À Kinshasa, un collectif d’avocats dirigé par Maître Jean Mbuyu s’est rassemblé jeudi 8 janvier 2026 sur l’esplanade du Palais de Justice pour saisir officiellement le ministre de la Justice, Guillaume Ngefa, et demander la libération immédiate et sans condition de plusieurs responsables du Parti du peuple pour la reconstruction et la démocratie (PPRD).

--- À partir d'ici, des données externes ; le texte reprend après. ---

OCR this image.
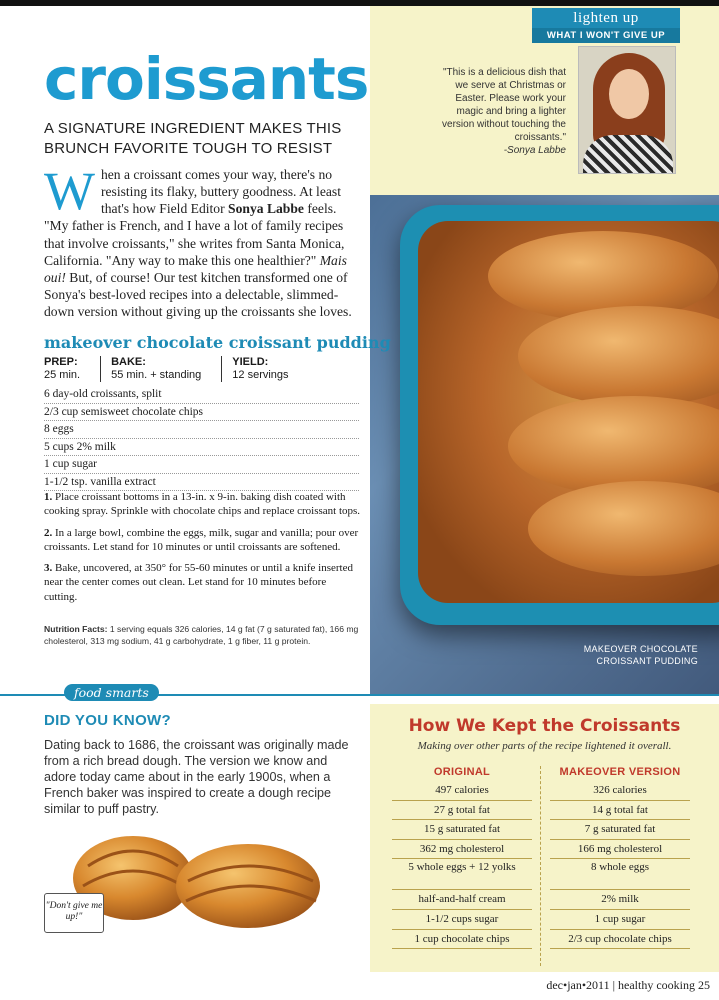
MAKEOVER CHOCOLATE
CROISSANT PUDDING
lighten up
WHAT I WON'T GIVE UP
"This is a delicious dish that we serve at Christmas or Easter. Please work your magic and bring a lighter version without touching the croissants."
-Sonya Labbe
croissants
A SIGNATURE INGREDIENT MAKES THIS BRUNCH FAVORITE TOUGH TO RESIST
When a croissant comes your way, there's no resisting its flaky, buttery goodness. At least that's how Field Editor Sonya Labbe feels. "My father is French, and I have a lot of family recipes that involve croissants," she writes from Santa Monica, California. "Any way to make this one healthier?" Mais oui! But, of course! Our test kitchen transformed one of Sonya's best-loved recipes into a delectable, slimmed-down version without giving up the croissants she loves.
makeover chocolate croissant pudding
PREP:
25 min.
BAKE:
55 min. + standing
YIELD:
12 servings
6 day-old croissants, split
2/3 cup semisweet chocolate chips
8 eggs
5 cups 2% milk
1 cup sugar
1-1/2 tsp. vanilla extract
1. Place croissant bottoms in a 13-in. x 9-in. baking dish coated with cooking spray. Sprinkle with chocolate chips and replace croissant tops.
2. In a large bowl, combine the eggs, milk, sugar and vanilla; pour over croissants. Let stand for 10 minutes or until croissants are softened.
3. Bake, uncovered, at 350° for 55-60 minutes or until a knife inserted near the center comes out clean. Let stand for 10 minutes before cutting.
Nutrition Facts: 1 serving equals 326 calories, 14 g fat (7 g saturated fat), 166 mg cholesterol, 313 mg sodium, 41 g carbohydrate, 1 g fiber, 11 g protein.
food smarts
DID YOU KNOW?
Dating back to 1686, the croissant was originally made from a rich bread dough. The version we know and adore today came about in the early 1900s, when a French baker was inspired to create a dough recipe similar to puff pastry.
"Don't give me up!"
How We Kept the Croissants
Making over other parts of the recipe lightened it overall.
ORIGINAL
497 calories
27 g total fat
15 g saturated fat
362 mg cholesterol
5 whole eggs + 12 yolks
half-and-half cream
1-1/2 cups sugar
1 cup chocolate chips
MAKEOVER VERSION
326 calories
14 g total fat
7 g saturated fat
166 mg cholesterol
8 whole eggs
2% milk
1 cup sugar
2/3 cup chocolate chips
dec•jan•2011 | healthy cooking 25
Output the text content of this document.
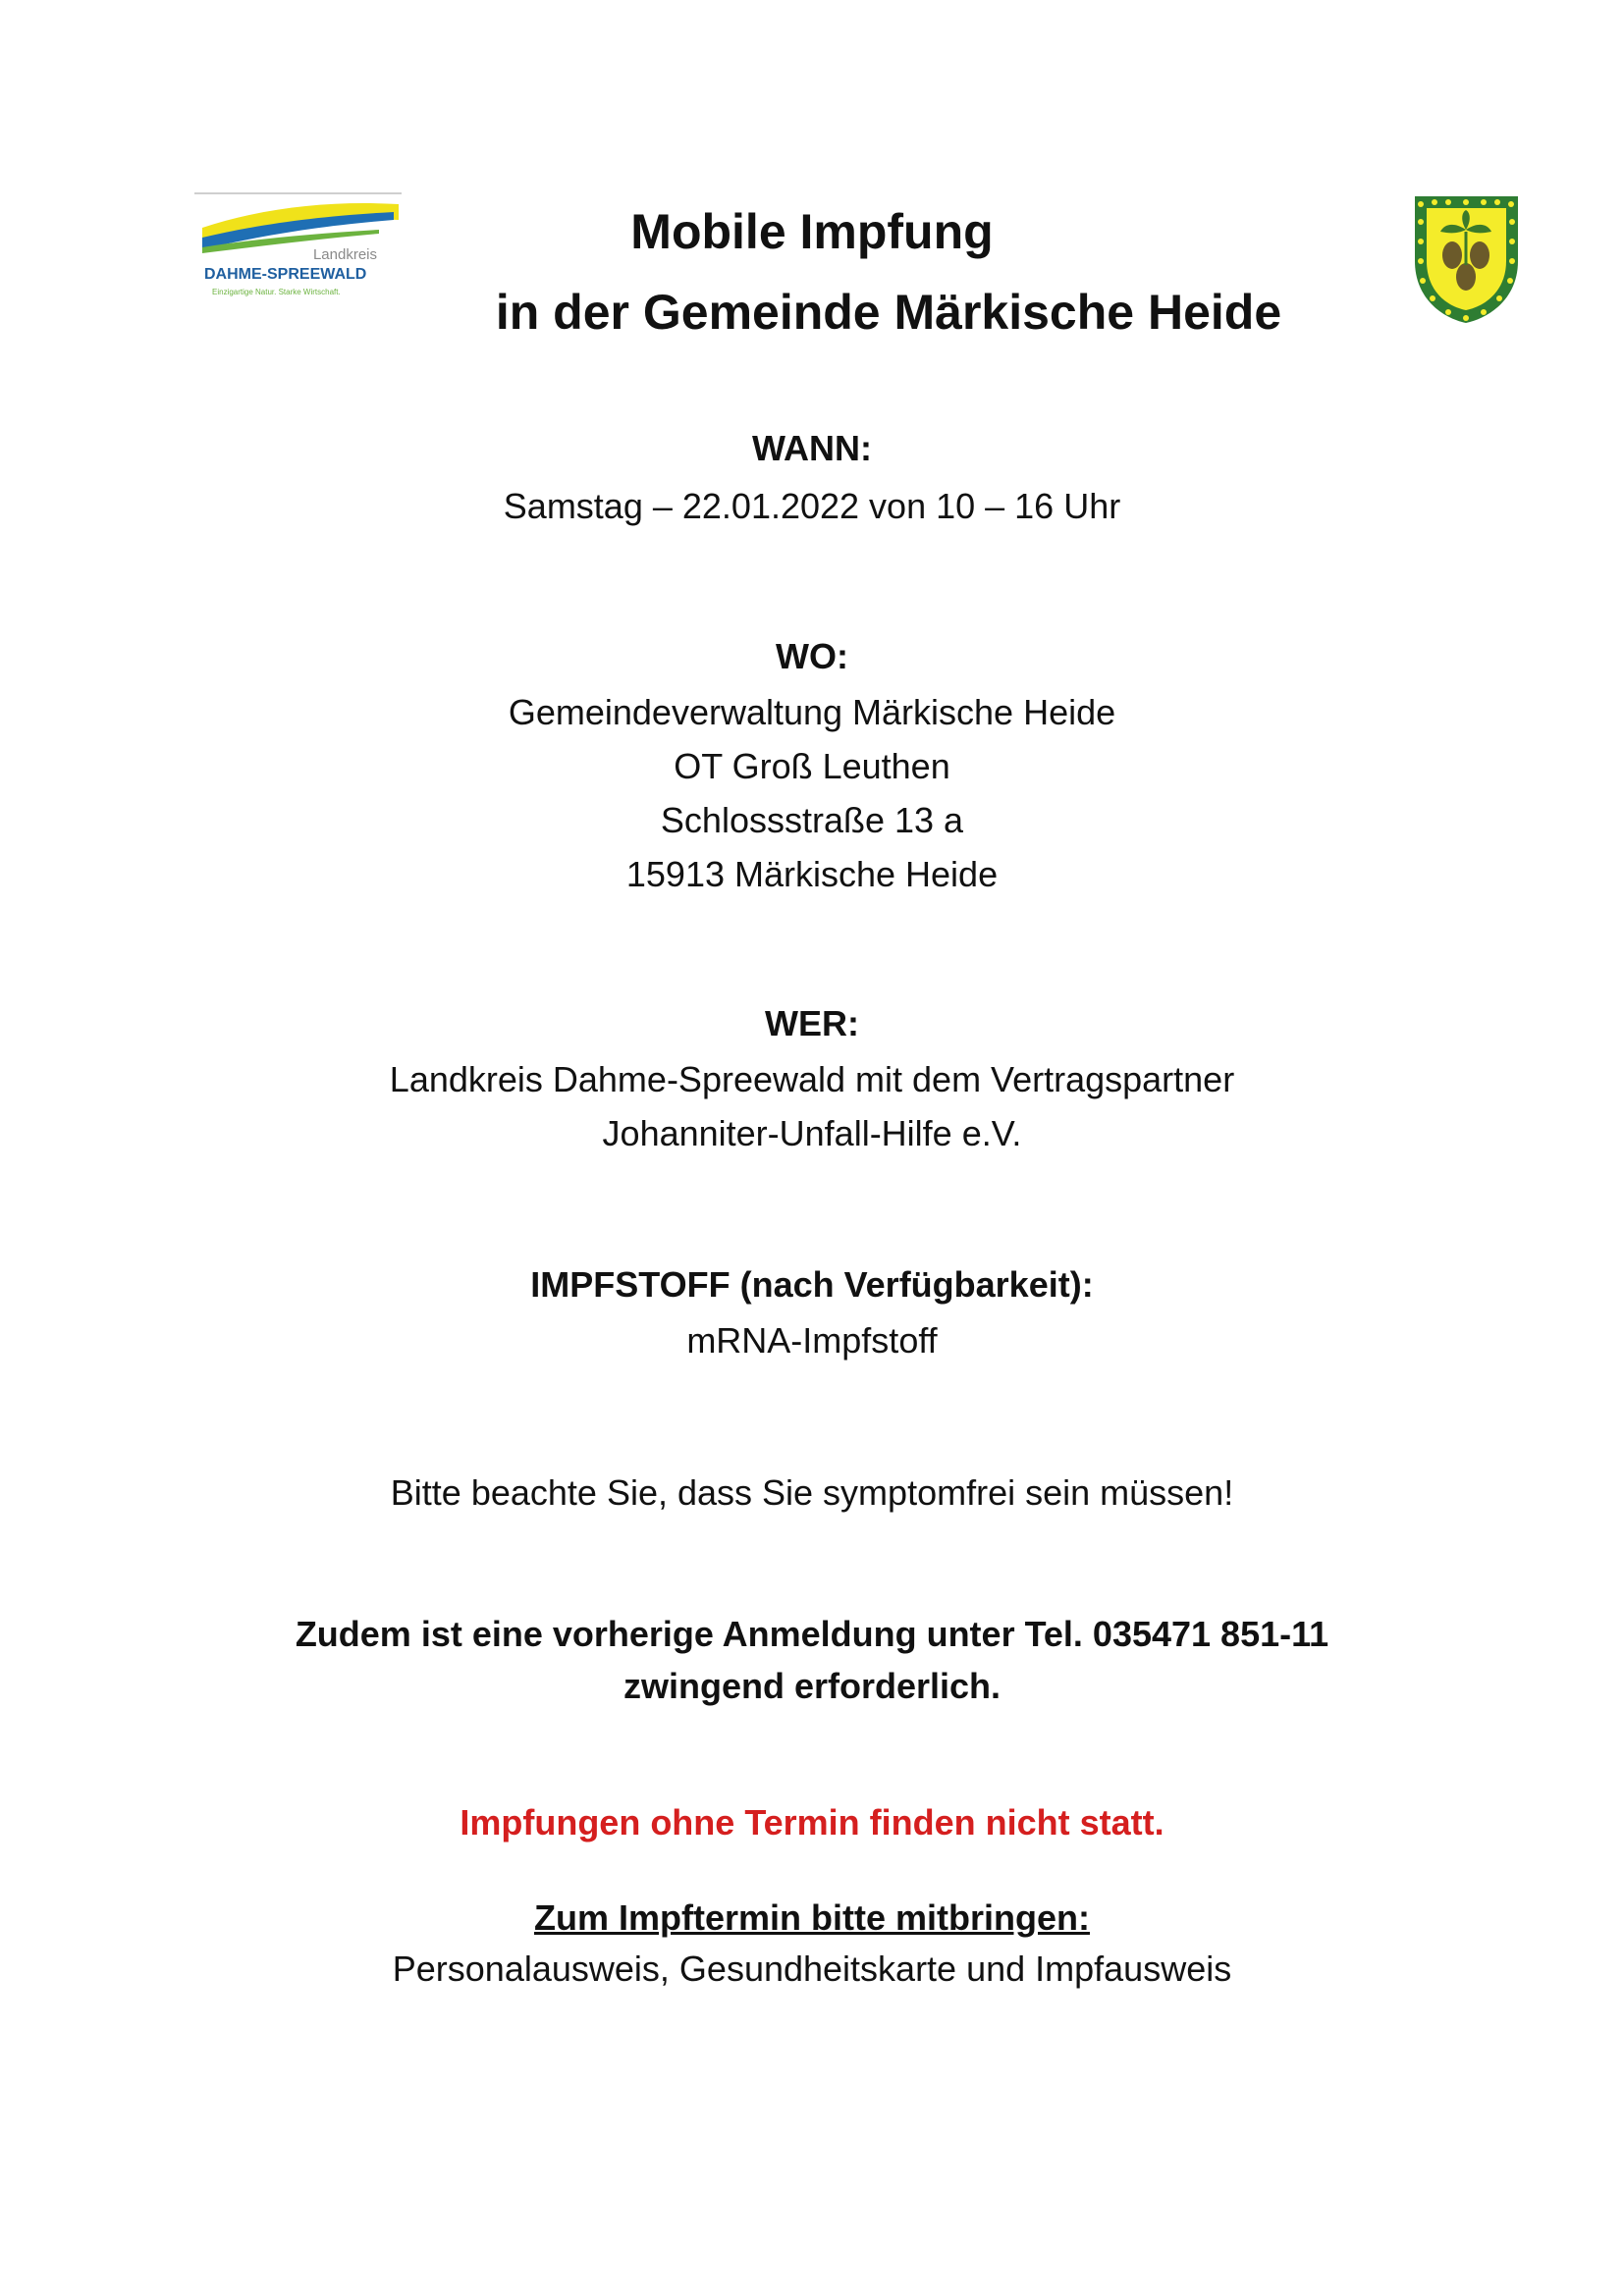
Landkreis
DAHME-SPREEWALD
Einzigartige Natur. Starke Wirtschaft.
Mobile Impfung
in der Gemeinde Märkische Heide
WANN:
Samstag – 22.01.2022 von 10 – 16 Uhr
WO:
Gemeindeverwaltung Märkische Heide
OT Groß Leuthen
Schlossstraße 13 a
15913 Märkische Heide
WER:
Landkreis Dahme-Spreewald mit dem Vertragspartner
Johanniter-Unfall-Hilfe e.V.
IMPFSTOFF (nach Verfügbarkeit):
mRNA-Impfstoff
Bitte beachte Sie, dass Sie symptomfrei sein müssen!
Zudem ist eine vorherige Anmeldung unter Tel. 035471 851-11
zwingend erforderlich.
Impfungen ohne Termin finden nicht statt.
Zum Impftermin bitte mitbringen:
Personalausweis, Gesundheitskarte und Impfausweis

Les avocats réclament notamment la libération d’Emmanuel Ramazani Shadary, secrétaire permanent du PPRD, de Dunia Kilanga, secrétaire national chargé de la mobilisation, ainsi que de Kamizelo et Kavul.
Ils qualifient leurs arrestations d’« enlèvements », affirmant qu’elles ont été menées de manière nocturne et secrète, entre minuit et 4 heures du matin, vers des lieux de détention non communiqués aux familles et aux conseils.
Selon le collectif, ces interpellations constituent des détentions illégales et violent les droits de la défense.
Les avocats demandent l’implication personnelle du ministre de la Justice pour obtenir leur mise en liberté et la fermeture de centres de détention jugés irréguliers.
Réagissant aux accusations, le ministre Guillaume Ngefa a rappelé jeudi soir sur la chaîne nationale que « chaque citoyen qui enfreint la loi doit en répondre » et que « l’on ne peut pas permettre aux gens de dire des choses sans preuve ».
Il a assuré que les interpellations s’inscrivent dans le cadre légal et que « nous appliquons la loi pour que ceux qui sont arrêtés respectent la procédure ».